Elle agita vaguement la main et se pencha pour examiner son nez. « Ce n’est rien- Tu réalise que je vais être obligé de le recasser si tu veux que je le remette droit, Naruto ? »
Le jeune homme haussa les épaules avec indifférence.
« Fais le. De toute façon ça va se ressouder quasi immédiatement. »
« Il vaudrait quand même mieux faire ça à l’hôpital Naruto… »
Il secoua la tête.
« Je suis capable d’endurer un peu de douleur Sakura, et je préfère que ce soit toi qui le fasse.

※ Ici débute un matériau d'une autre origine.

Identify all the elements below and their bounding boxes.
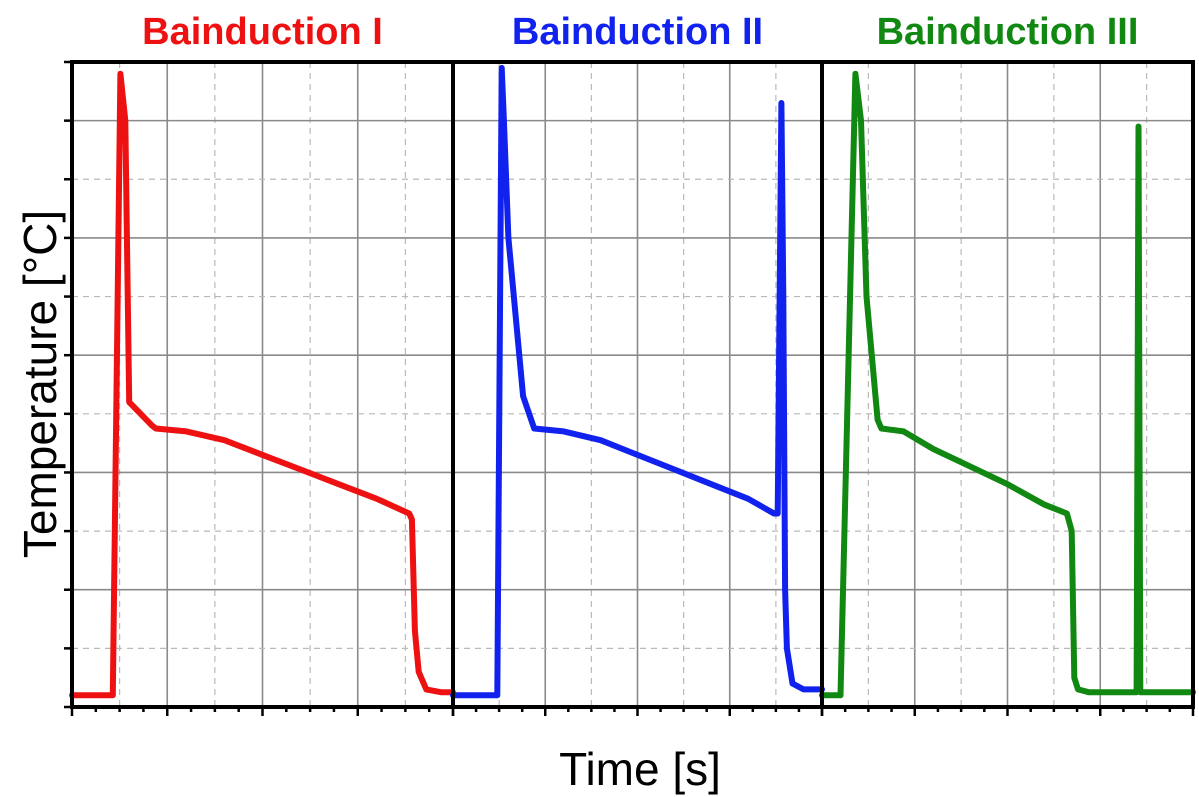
chart-panel-2: Bainduction II [450,11,825,716]
series-line-1 [69,70,456,699]
chart-panels: Bainduction I Bainduction II Bainduction I… [64,11,1196,716]
chart-panel-3: Bainduction III [819,11,1196,716]
panel-frame [820,60,1195,709]
chart-panel-1: Bainduction I [64,11,456,716]
y-axis-label: Temperature [°C] [14,210,66,558]
series-line-3 [819,70,1196,699]
panel-title-2: Bainduction II [512,11,763,53]
series-line-2 [450,64,825,699]
panel-title-3: Bainduction III [877,11,1139,53]
x-axis-label: Time [s] [559,743,721,795]
panel-title-1: Bainduction I [142,11,383,53]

S’il te plait. »
Elle soupira et hocha la tête.
« Bien… Prend ça, » elle lui mit entre les mains une serviette qu’elle avait tiré d’un tiroir, « avale ça », lui fourra d’autorité un cachet d’anti-coagulant sous la langue, « penche toi un peu en avant –comme ça, oui. » et enfila une paire de gants jetables.
Avant qu’il ait eu le temps de se préparer, elle plaça trois doigts le long de son nez et pinça l’arrête entre deux doigts supplémentaires. Et d’un geste rapide et parfaitement maîtrisé elle tira, provocant un claquement sec. Naruto ne tressaillit même pas.
Immédiatement le sang se remit à couler, et il plaqua la serviette contre sa bouche pour éviter d’en mettre plein le lit de Sakura. Les mains de cette dernière se pressaient doucement contre son visage, manipulant avec délicatesse les cartilages cassés pour les remettre en place. La pointe de douleur était une distraction bienvenue de ses pensées qui tournaient en rond comme des animaux jetés dans une cage et se pressaient contre les barreaux.
Il s’amusa à loucher sur les doigts de Sakura, et quand elle retira l’un de ses gants et qu’une lueur verte illumina le bout de ses doigts il sentit son chakra entrer en contact avec le sien dans un picotement qui le fit s’agiter malgré lui.
« Naruto ne bouge pas. »
« Ha… mais Chakura, cha chatouille, » gargouilla t’il en arrondissant les épaules.
Elle eut un sourire mi-exaspéré mi-amusé.
« Et c’est anbu… On croit rêver. Bon, ok penche ta tête en arrière maintenant. Non, plus comme ça… - bon attend, » elle recula un peu plus sur le lit, « pose ta tête sur mes jambes et respire doucement par le nez, il faut que je m’assure que les cloisons nasales sont bien en place –je ne voudrait pas que tu ronfles plus que tu ne le fais déjà, tu attirerais tout les ennemis et les bêtes sauvages en bivouaque… »
Naruto obtempéra tout en protestant vaguement quelque chose qui ressemblait à « difamachion, chai pas frai, che -heu ronfle -ême pas… », et ferma les yeux tandis que Sakura passait les mains sur son visage.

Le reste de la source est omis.